Jesus gets as lost behind Santa Claus as he does behind the Sweet cuddly Easter Bunny, and behind Easter eggs that are again, images of unshaped potential.


The virgin birth part of Christmas doesn’t help either.  Making Jesus special or miraculous draws attention away from what he was able to do and be as a regular human being.


Linking Jesus to David by a spurious genealogy doesn’t help either.  Jesus is decidedly not like David, didn’t try to be like David, didn’t focus on military revolt.  Jesus offers us life in an empire that has its political aspects to be sure, and y’all know that I like to attend that truth.  But we are called to transformation not to  conquest.


Jesus is important to me because he is my savior not because he was born.

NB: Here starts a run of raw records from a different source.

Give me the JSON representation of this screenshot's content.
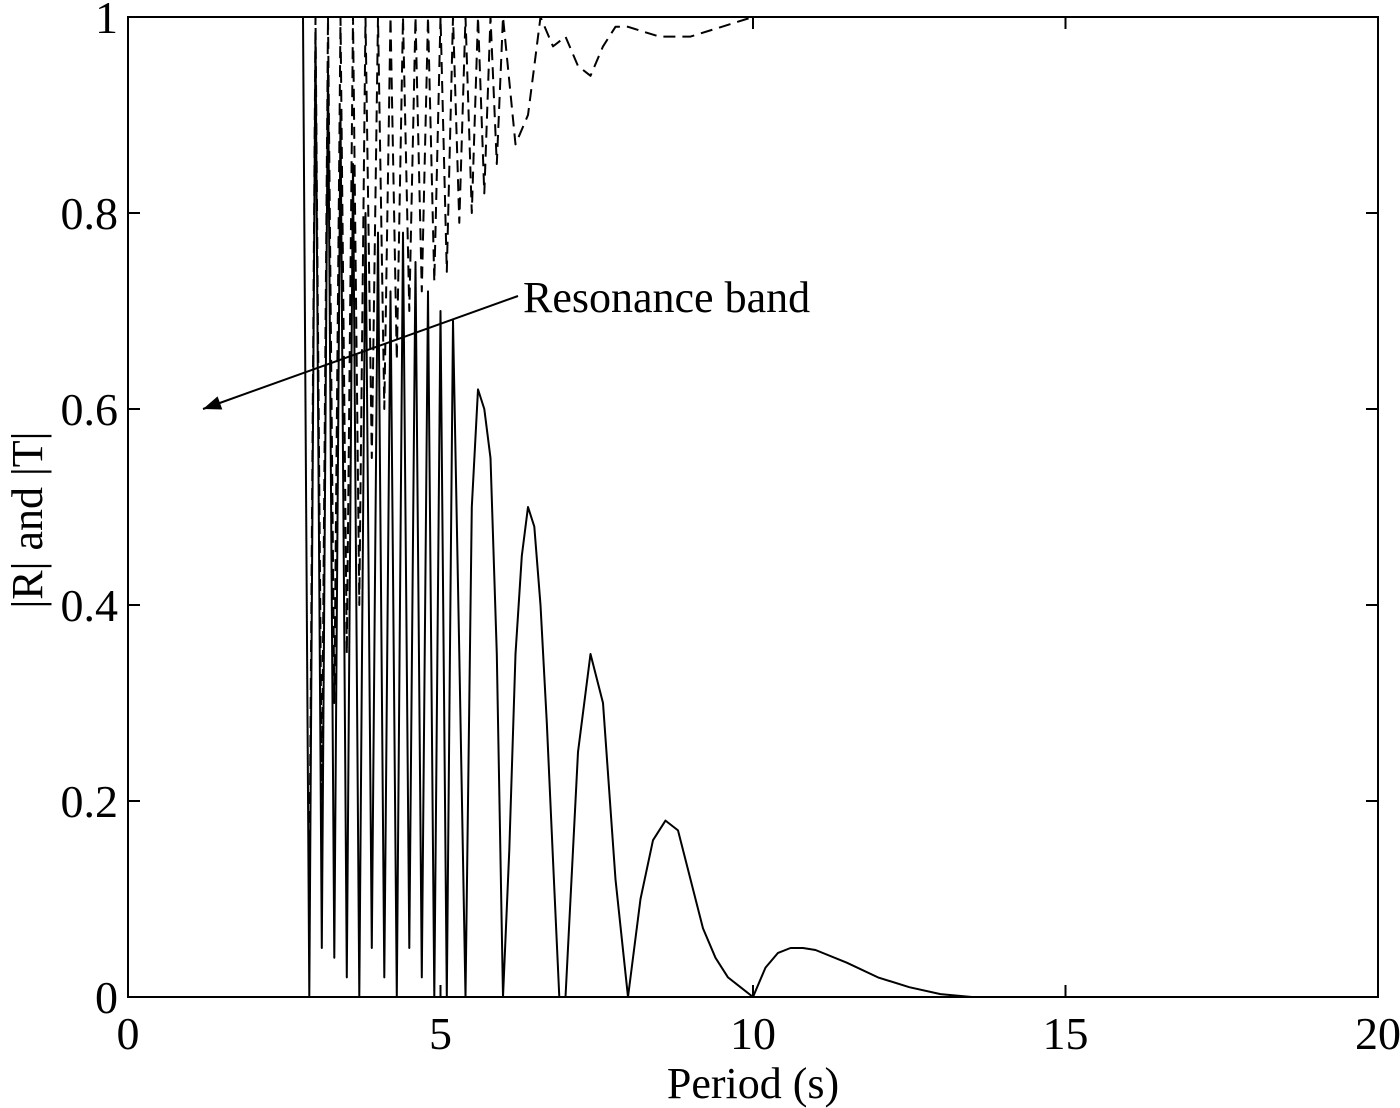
{
  "chart_data": {
    "type": "line",
    "title": "",
    "xlabel": "Period (s)",
    "ylabel": "|R| and |T|",
    "xlim": [
      0,
      20
    ],
    "ylim": [
      0,
      1
    ],
    "x_ticks": [
      "0",
      "5",
      "10",
      "15",
      "20"
    ],
    "y_ticks": [
      "0",
      "0.2",
      "0.4",
      "0.6",
      "0.8",
      "1"
    ],
    "grid": false,
    "legend": "none",
    "annotation": {
      "text": "Resonance band",
      "arrow_tip": [
        1.2,
        0.6
      ]
    },
    "series": [
      {
        "line_style": "solid",
        "color": "#000000",
        "x": [
          2.8,
          2.9,
          3.0,
          3.1,
          3.2,
          3.3,
          3.4,
          3.5,
          3.6,
          3.7,
          3.8,
          3.9,
          4.0,
          4.1,
          4.2,
          4.3,
          4.4,
          4.5,
          4.6,
          4.7,
          4.8,
          4.9,
          5.0,
          5.1,
          5.2,
          5.3,
          5.4,
          5.5,
          5.6,
          5.7,
          5.8,
          5.9,
          6.0,
          6.1,
          6.2,
          6.3,
          6.4,
          6.5,
          6.6,
          6.7,
          6.8,
          6.9,
          7.0,
          7.2,
          7.4,
          7.6,
          7.8,
          8.0,
          8.2,
          8.4,
          8.6,
          8.8,
          9.0,
          9.2,
          9.4,
          9.6,
          9.8,
          10.0,
          10.2,
          10.4,
          10.6,
          10.8,
          11.0,
          11.5,
          12.0,
          12.5,
          13.0,
          13.5,
          14.0,
          15.0,
          16.0,
          17.0,
          18.0
        ],
        "y": [
          1.0,
          0.0,
          0.98,
          0.05,
          0.95,
          0.04,
          0.9,
          0.02,
          0.85,
          0.0,
          0.8,
          0.05,
          0.78,
          0.02,
          0.72,
          0.0,
          0.78,
          0.05,
          0.75,
          0.02,
          0.72,
          0.0,
          0.7,
          0.0,
          0.69,
          0.35,
          0.0,
          0.5,
          0.62,
          0.6,
          0.55,
          0.35,
          0.0,
          0.15,
          0.35,
          0.45,
          0.5,
          0.48,
          0.4,
          0.28,
          0.14,
          0.0,
          0.0,
          0.25,
          0.35,
          0.3,
          0.12,
          0.0,
          0.1,
          0.16,
          0.18,
          0.17,
          0.12,
          0.07,
          0.04,
          0.02,
          0.01,
          0.0,
          0.03,
          0.045,
          0.05,
          0.05,
          0.048,
          0.035,
          0.02,
          0.01,
          0.003,
          0.0,
          0.0,
          0.0,
          0.0,
          0.0,
          0.0
        ]
      },
      {
        "line_style": "dashed",
        "color": "#000000",
        "x": [
          2.9,
          3.0,
          3.1,
          3.2,
          3.3,
          3.4,
          3.5,
          3.6,
          3.7,
          3.8,
          3.9,
          4.0,
          4.1,
          4.2,
          4.3,
          4.4,
          4.5,
          4.6,
          4.7,
          4.8,
          4.9,
          5.0,
          5.1,
          5.2,
          5.3,
          5.4,
          5.5,
          5.6,
          5.7,
          5.8,
          5.9,
          6.0,
          6.2,
          6.4,
          6.5,
          6.6,
          6.8,
          7.0,
          7.2,
          7.4,
          7.6,
          7.8,
          8.0,
          8.5,
          9.0,
          9.5,
          10.0,
          10.5,
          11.0,
          12.0
        ],
        "y": [
          0.1,
          1.0,
          0.2,
          1.0,
          0.3,
          1.0,
          0.35,
          1.0,
          0.4,
          1.0,
          0.55,
          1.0,
          0.6,
          1.0,
          0.65,
          1.0,
          0.7,
          1.0,
          0.72,
          1.0,
          0.73,
          1.0,
          0.74,
          1.0,
          0.79,
          1.0,
          0.8,
          1.0,
          0.82,
          1.0,
          0.85,
          1.0,
          0.87,
          0.9,
          0.95,
          1.0,
          0.97,
          0.98,
          0.95,
          0.94,
          0.97,
          0.99,
          0.99,
          0.98,
          0.98,
          0.99,
          1.0,
          1.0,
          1.0,
          1.0
        ]
      }
    ]
  }
}
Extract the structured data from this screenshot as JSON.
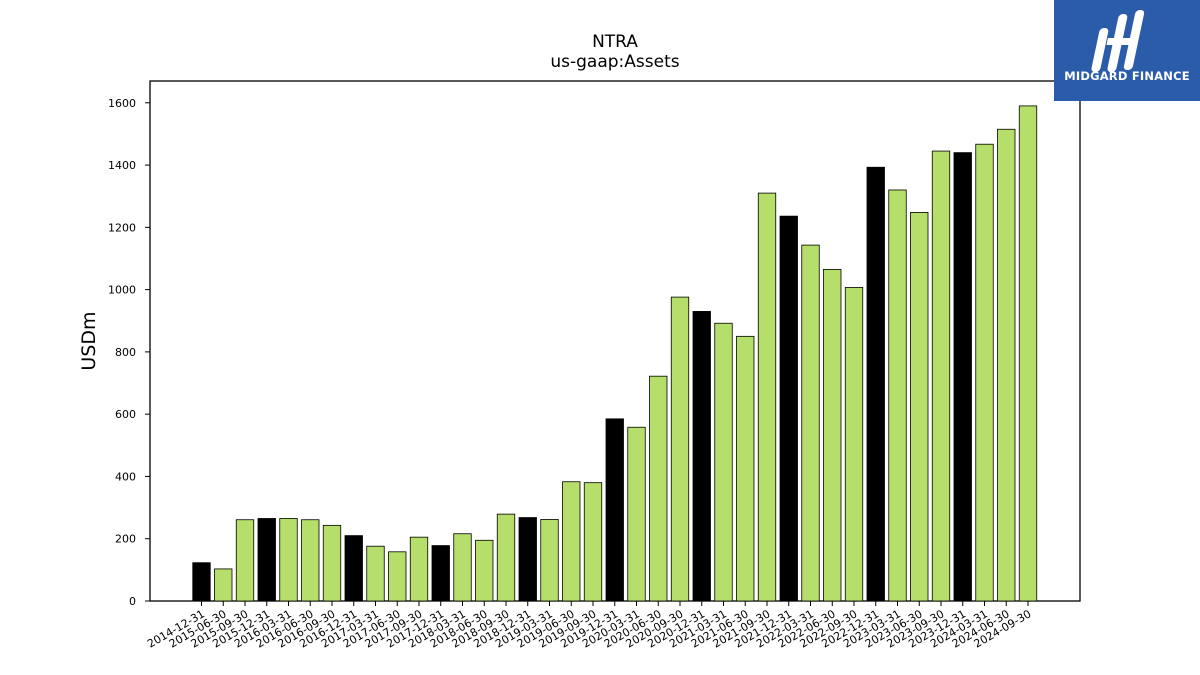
{
  "title": "NTRA",
  "subtitle": "us-gaap:Assets",
  "logo": {
    "text": "MIDGARD FINANCE",
    "background": "#2a5caa"
  },
  "colors": {
    "highlight": "#000000",
    "normal": "#b5de6b",
    "edge": "#000000"
  },
  "chart_data": {
    "type": "bar",
    "ylabel": "USDm",
    "xlabel": "",
    "ylim": [
      0,
      1670
    ],
    "yticks": [
      0,
      200,
      400,
      600,
      800,
      1000,
      1200,
      1400,
      1600
    ],
    "grid": false,
    "categories": [
      "2014-12-31",
      "2015-06-30",
      "2015-09-30",
      "2015-12-31",
      "2016-03-31",
      "2016-06-30",
      "2016-09-30",
      "2016-12-31",
      "2017-03-31",
      "2017-06-30",
      "2017-09-30",
      "2017-12-31",
      "2018-03-31",
      "2018-06-30",
      "2018-09-30",
      "2018-12-31",
      "2019-03-31",
      "2019-06-30",
      "2019-09-30",
      "2019-12-31",
      "2020-03-31",
      "2020-06-30",
      "2020-09-30",
      "2020-12-31",
      "2021-03-31",
      "2021-06-30",
      "2021-09-30",
      "2021-12-31",
      "2022-03-31",
      "2022-06-30",
      "2022-09-30",
      "2022-12-31",
      "2023-03-31",
      "2023-06-30",
      "2023-09-30",
      "2023-12-31",
      "2024-03-31",
      "2024-06-30",
      "2024-09-30"
    ],
    "values": [
      123,
      103,
      261,
      265,
      265,
      261,
      243,
      210,
      176,
      158,
      205,
      178,
      216,
      195,
      279,
      268,
      262,
      383,
      380,
      585,
      558,
      722,
      976,
      930,
      892,
      850,
      1310,
      1236,
      1143,
      1065,
      1007,
      1393,
      1320,
      1248,
      1445,
      1440,
      1467,
      1515,
      1590
    ],
    "highlight": [
      true,
      false,
      false,
      true,
      false,
      false,
      false,
      true,
      false,
      false,
      false,
      true,
      false,
      false,
      false,
      true,
      false,
      false,
      false,
      true,
      false,
      false,
      false,
      true,
      false,
      false,
      false,
      true,
      false,
      false,
      false,
      true,
      false,
      false,
      false,
      true,
      false,
      false,
      false
    ]
  }
}
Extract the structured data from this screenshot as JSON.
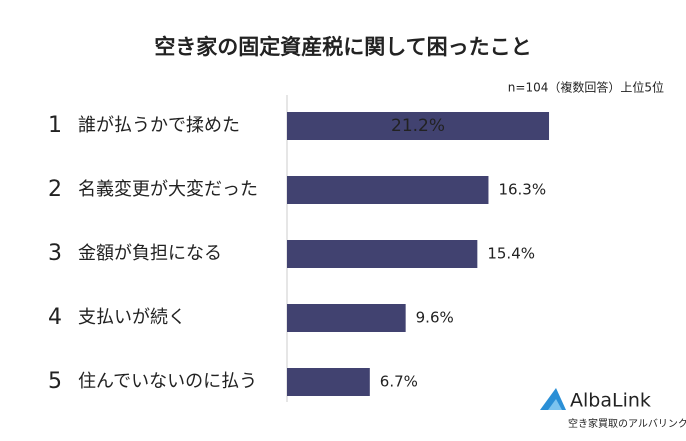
{
  "chart_data": {
    "type": "bar",
    "orientation": "horizontal",
    "title": "空き家の固定資産税に関して困ったこと",
    "subtitle": "n=104（複数回答）上位5位",
    "ranks": [
      1,
      2,
      3,
      4,
      5
    ],
    "categories": [
      "誰が払うかで揉めた",
      "名義変更が大変だった",
      "金額が負担になる",
      "支払いが続く",
      "住んでいないのに払う"
    ],
    "values": [
      21.2,
      16.3,
      15.4,
      9.6,
      6.7
    ],
    "value_labels": [
      "21.2%",
      "16.3%",
      "15.4%",
      "9.6%",
      "6.7%"
    ],
    "color": "#414270"
  },
  "logo": {
    "name": "AlbaLink",
    "tagline": "空き家買取のアルバリンク"
  }
}
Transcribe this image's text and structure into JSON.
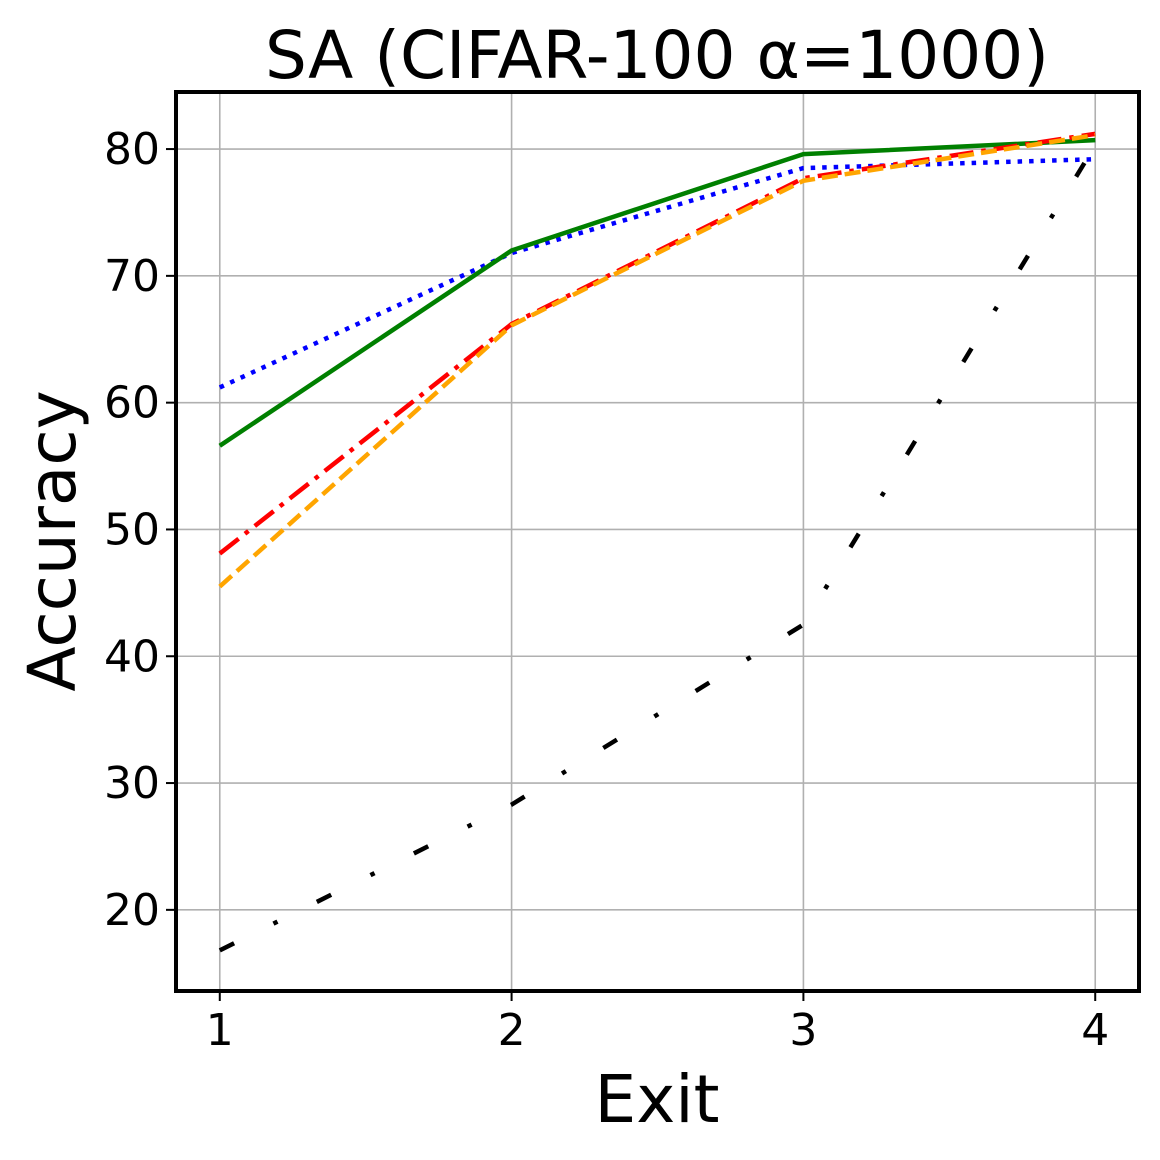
{
  "chart_data": {
    "type": "line",
    "title": "SA (CIFAR-100 α=1000)",
    "xlabel": "Exit",
    "ylabel": "Accuracy",
    "x": [
      1,
      2,
      3,
      4
    ],
    "xlim": [
      0.85,
      4.15
    ],
    "ylim": [
      13.6,
      84.5
    ],
    "xticks": [
      "1",
      "2",
      "3",
      "4"
    ],
    "yticks": [
      "20",
      "30",
      "40",
      "50",
      "60",
      "70",
      "80"
    ],
    "grid": true,
    "legend": "none",
    "series": [
      {
        "color": "#0000ff",
        "dash": "dotted",
        "values": [
          61.2,
          71.8,
          78.5,
          79.2
        ]
      },
      {
        "color": "#008000",
        "dash": "solid",
        "values": [
          56.6,
          72.0,
          79.6,
          80.7
        ]
      },
      {
        "color": "#ff0000",
        "dash": "dashdot",
        "values": [
          48.1,
          66.2,
          77.7,
          81.2
        ]
      },
      {
        "color": "#ffa500",
        "dash": "dashed",
        "values": [
          45.5,
          66.1,
          77.5,
          81.1
        ]
      },
      {
        "color": "#000000",
        "dash": "loosedashdot",
        "values": [
          16.8,
          28.3,
          42.5,
          80.3
        ]
      }
    ]
  }
}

We can appreciate the Good News carried in the midrash stories of Matthew and Luke, but it also matters that Jesus was almost certainly born in Galilee, possibly in Nazareth.  More important than the geographic location of his birth, if we want to guess about the formative early influences of Jesus it is helpful to focus on Galilee and we know a lot more about Galilee than when I first started studying the Bible.  He was born in the remnants of Israel, not down in Judea with a culture focused on the temple.  He was born among the remnants of the Northern tribes, among the Jewish Diaspora, among the tribes considered lost tribes by the temple priests who authored most of Hebrew scripture.  He was born where the Pharisees were inventing the beginning of modern Judaism.  He was born where John the Baptist was important, not the temple priests or Herod.  He was born in Galilee near a major trade route between the Roman Empire and the realms of Syria, Babylon, and Persia: a multicultural mixing pot of Greek, Roman, Zoroastrian, and Jewish cultures.  He was born in an area where sympathy with Samaritans makes sense, where John’s spiritual revolution of forgiveness by baptism instead of temple sacrifice could more easily take root.  He was born in Galilee closer to the center of Zealot resistance, closer to where Roman genocide against Jews was a very recent memory.


And Jesus was born as a baby, not as a visitor from some heavenly realm.  What are you going to do with the potentials you carry in the mix of your circumstances and potentials?  Will you take Jesus seriously as a guide who can help you figure that out?